Generally project consisted of three main parts:
- Morphological analyzer for Medumba
- Medumba-Français bilingual dictionary (bidix)
- Transfer rules
A detailed work plan for the project can be found here.
Morphological Analyzer
We had to develop morphological analyzer almost from scratch. And the most challenging thing from the beginning was to find any properly organized lists of words or Medumba dictionaries. By the end of the Community Bonding period after 2 week of work we were able to analyze only 20% of words contained in wiki corpora. Coverage almost 90% by the end of Google Summer of Code program (if not of the bible text which is written in the old orthography).
Morphological analyzer is accompanied by twol file where 30 phonological rules are implemented.
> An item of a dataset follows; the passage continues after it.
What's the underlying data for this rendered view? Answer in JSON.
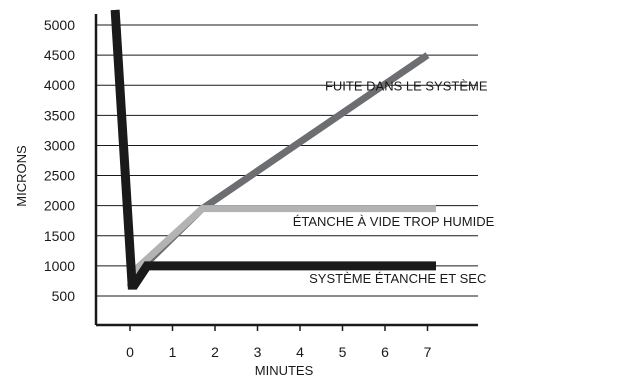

Twol is a kind of formalism used in Helsinki Finite State Technology (HFST). These rules resolve special cases of form transformations which could not be solved in morph analyzer, for example change of affixes after nasals etc. To prevent our transducer from phonological errors we wrote tests for various cases (contained in "tests" directory).
In addition we have managed to do syntactic tree annotation for some of the texts from our wiki corpora, although it is on the initial stage and requires corrections.
Sources
Here are some sources that we used to construct morphological dictionary.
Bilingual Dictionary
The development of the bidix was halted for to the benefit of the morphological analyser for the Mə̀dʉ̂mbɑ̀.
Transfer rules
We cannot reproduce correctly the structure of the Français sentence as well as word forms with right Français inflections as we still have few transfer rules. Transfer rules are developed only for nouns and some postpositions so far but we are planning to do it in the nearest future.
Plans for future
- Increase coverage as much as possible ;
- Write transfer rules ;
- Develop the interface ;
Acknowledgements and impressions of GSoC program
First of all I would like to express my total gratitude to Anastasia kuznetsova, mentor, who has always been very helpful and supportive (really). In course of GSoC program she helped me when i was stuck and she was always available. She is really helpful. I also thank Jonathan Washington, mentor, who put in all his efforts to make this project a success. Hopefully this project will motivate others and turn into larger academic work.